I don't know about Caffe2, but current Caffe does not support any kind of sparsity.
One thing you have to know about processing sparse matrices is that the benefit of using them comes not from the fact that some of their entries are zero. In fact, if you wanted to write a function that processes some matrix, and "only perform the operation on non-zero elements", you would actually lose performance - unless the matrices involved had a huge amount of zeros, the very fact that you check whether the next element is zero or not produces a large overhead. Speed-ups can only be achieved if you can store your matrix in such way that it does not even contain those zeros. One example of such storage method is
CSR (compressed sparse row) format - you basically only store indices and values of the non-zero elements.
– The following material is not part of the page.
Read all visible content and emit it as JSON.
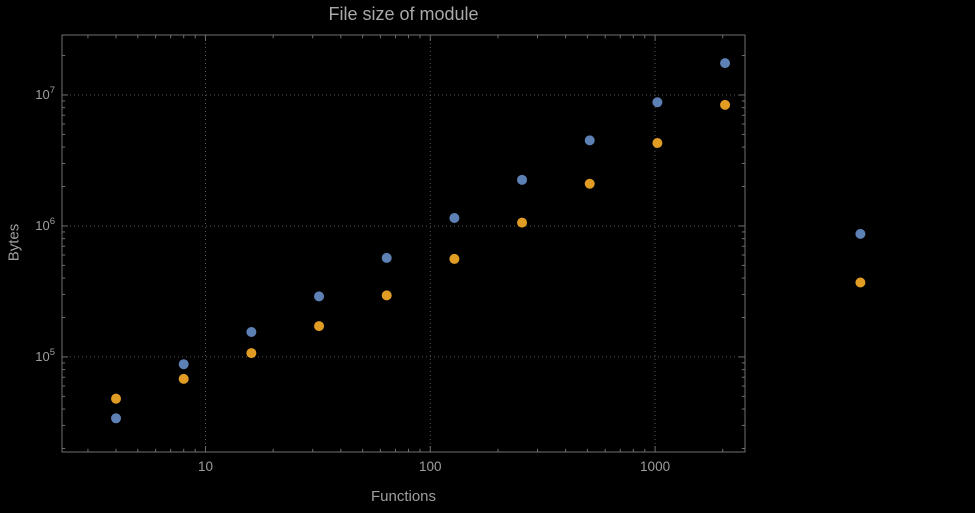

The problem with those matrices is that all operations involving them have to be written from grounds up, since you can no longer simply iterate over the elements. Caffe does not have the infrastructure to do that, and is very unlikely to ever have it. After all, the basic unit of data flow in Caffe is a
Blob which stores all elements as C-contiguous dense arrays - and all processing is designed for this type of storage.
You can however approach pruning on a neuron level. I have successfully performed surgeries to remove entire slices of convolutional layers, for example extracting only the N most important filters from a layer. It's a pretty simple operation (if you can handle some matrix algebra) and can bring huge speedups (I managed to get below 5ms inference on a network which originally propagated in about 20).